Pattern blocks, legos, dolls, sand, mud, unicycles, basketballs, Magic cards, juggling clubs, dress up, and my daughters’ beloved Calico Critters were some of the most valued educational tools we possessed. There were also the fruits of their imaginations, the made-up worlds they spent hours in, the drawings and songs and plays they created, the time to be alone to daydream, to think, to be. In the sense that it involves spontaneity and agile minds, talk was play, too, and we all participated in that, discussing books we read, places we went, things we saw and heard, issues we wondered about.
Community was no small part of our unschooling. When kids wanted to do theater, a mom stepped up and created magical yearly productions. The first creative writing group I led happened because that same theater mom told me her son wanted to write, and she thought I might be the person to help out.

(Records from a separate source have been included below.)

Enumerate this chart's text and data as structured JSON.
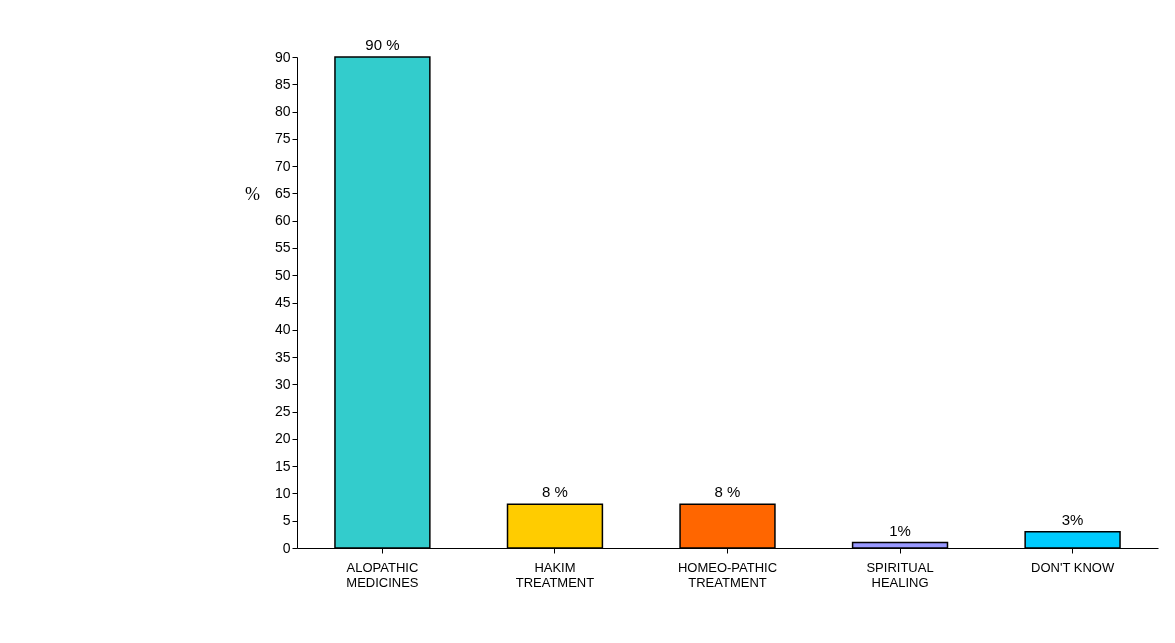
{
  "chart_data": {
    "type": "bar",
    "ylabel": "%",
    "categories": [
      "ALOPATHIC\nMEDICINES",
      "HAKIM\nTREATMENT",
      "HOMEO-PATHIC\nTREATMENT",
      "SPIRITUAL\nHEALING",
      "DON'T KNOW"
    ],
    "values": [
      90,
      8,
      8,
      1,
      3
    ],
    "colors": [
      "#33cccc",
      "#ffcc00",
      "#ff6600",
      "#9999ff",
      "#00ccff"
    ],
    "value_labels": [
      "90 %",
      "8 %",
      "8 %",
      "1%",
      "3%"
    ],
    "ylim": [
      0,
      90
    ],
    "yticks": [
      0,
      5,
      10,
      15,
      20,
      25,
      30,
      35,
      40,
      45,
      50,
      55,
      60,
      65,
      70,
      75,
      80,
      85,
      90
    ],
    "grid": false
  }
}
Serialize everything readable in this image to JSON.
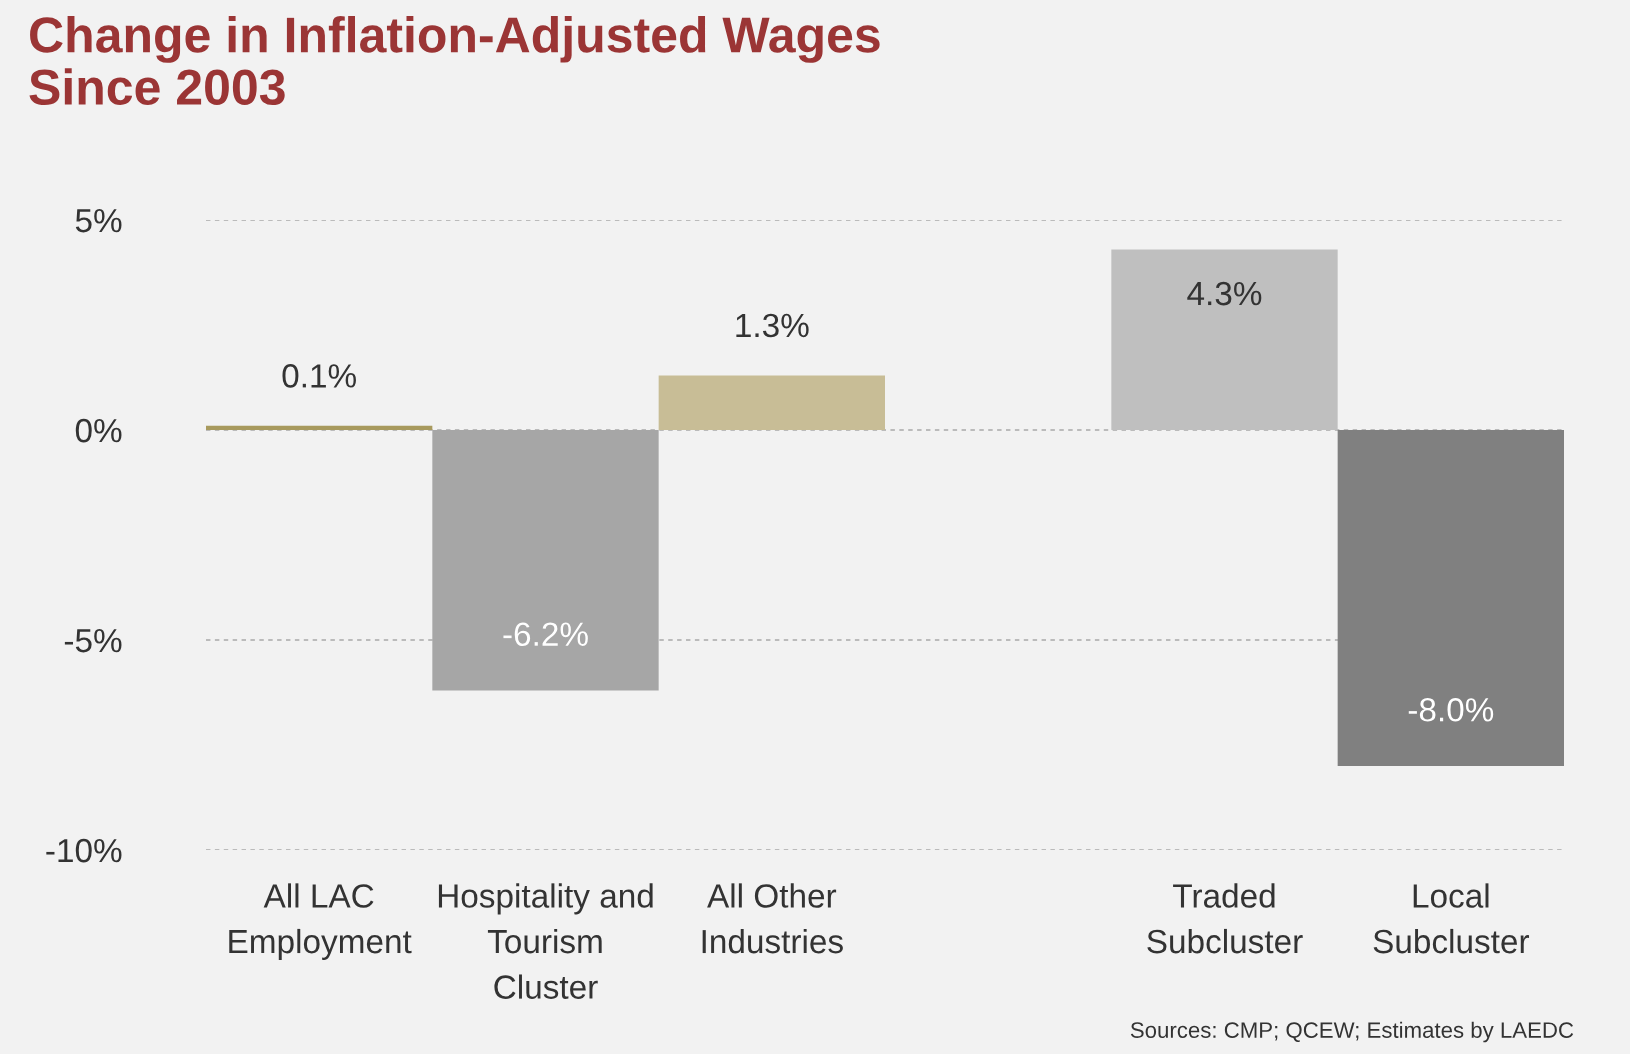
{
  "chart_data": {
    "type": "bar",
    "title": "Change in Inflation-Adjusted Wages\nSince 2003",
    "categories": [
      "All LAC\nEmployment",
      "Hospitality and\nTourism\nCluster",
      "All Other\nIndustries",
      null,
      "Traded\nSubcluster",
      "Local\nSubcluster"
    ],
    "values": [
      0.1,
      -6.2,
      1.3,
      null,
      4.3,
      -8.0
    ],
    "colors": [
      "#a89a5e",
      "#a6a6a6",
      "#c8bd96",
      "#ffffff",
      "#bfbfbf",
      "#808080"
    ],
    "value_labels": [
      "0.1%",
      "-6.2%",
      "1.3%",
      null,
      "4.3%",
      "-8.0%"
    ],
    "ylim": [
      -10,
      5
    ],
    "yticks": [
      {
        "value": 5,
        "label": "5%"
      },
      {
        "value": 0,
        "label": "0%"
      },
      {
        "value": -5,
        "label": "-5%"
      },
      {
        "value": -10,
        "label": "-10%"
      }
    ],
    "grid": "y",
    "annotations": [
      "Sources: CMP; QCEW; Estimates by LAEDC"
    ]
  }
}
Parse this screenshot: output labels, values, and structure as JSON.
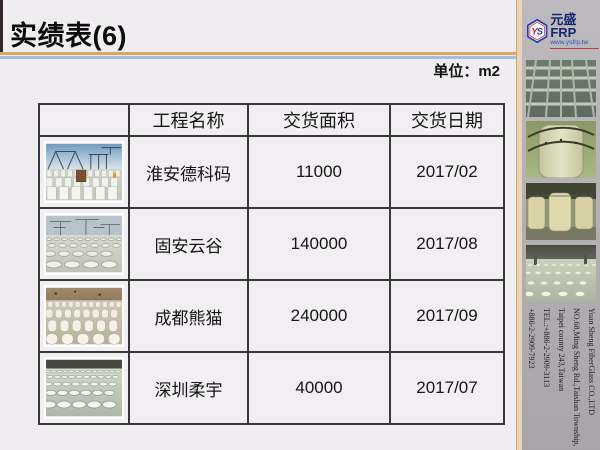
{
  "slide": {
    "title": "实绩表(6)",
    "unit_label": "单位：m2"
  },
  "table": {
    "headers": [
      "",
      "工程名称",
      "交货面积",
      "交货日期"
    ],
    "rows": [
      {
        "project": "淮安德科码",
        "area": "11000",
        "date": "2017/02"
      },
      {
        "project": "固安云谷",
        "area": "140000",
        "date": "2017/08"
      },
      {
        "project": "成都熊猫",
        "area": "240000",
        "date": "2017/09"
      },
      {
        "project": "深圳柔宇",
        "area": "40000",
        "date": "2017/07"
      }
    ]
  },
  "sidebar": {
    "logo": {
      "monogram_y": "Y",
      "monogram_s": "S",
      "brand": "元盛FRP",
      "website": "www.ysfrp.tw"
    },
    "company_lines": [
      "Yuan Sheng FiberGlass CO.,LTD",
      "NO.68,Ming Sheng Rd.,Taishan Township,",
      "Taipei county 243,Taiwan",
      "TEL.:+886-2-2909-3113",
      "+886-2-2909-7923"
    ]
  },
  "colors": {
    "divider_orange": "#d9a465",
    "divider_blue": "#a4bcde",
    "sidebar_strip": "#ecd3b5",
    "logo_navy": "#14266e",
    "logo_red": "#cc2233",
    "link_blue": "#2050c0"
  }
}
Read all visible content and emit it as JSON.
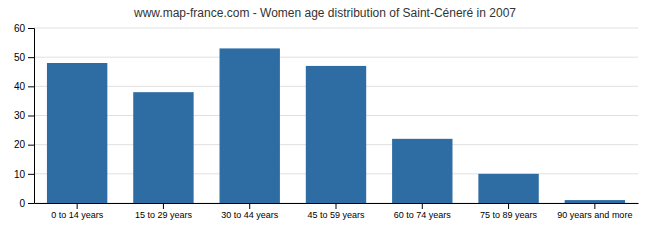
{
  "chart_data": {
    "type": "bar",
    "title": "www.map-france.com - Women age distribution of Saint-Céneré in 2007",
    "categories": [
      "0 to 14 years",
      "15 to 29 years",
      "30 to 44 years",
      "45 to 59 years",
      "60 to 74 years",
      "75 to 89 years",
      "90 years and more"
    ],
    "values": [
      48,
      38,
      53,
      47,
      22,
      10,
      1
    ],
    "color": "#2e6da4",
    "ylim": [
      0,
      60
    ],
    "yticks": [
      0,
      10,
      20,
      30,
      40,
      50,
      60
    ],
    "grid": true
  }
}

Math sessions, literature groups, science clubs, camping trips, weekly square dances, park days and beach days and field trips galore–these all happened and more, all based on the interests, desires, and will of the people who organized them.
While I chose homeschooling because I thought it would be best for my kids, I’d be lying if I didn’t admit that I wanted it, too. The lifestyle, which I’ve written about in the past and called slow homeschooling, was my choice for my life.
So if playing their way through childhood, loving learning, appreciating people and the world around them, and pursuing what they care about makes my kids elite, so be it. I wouldn’t change a thing.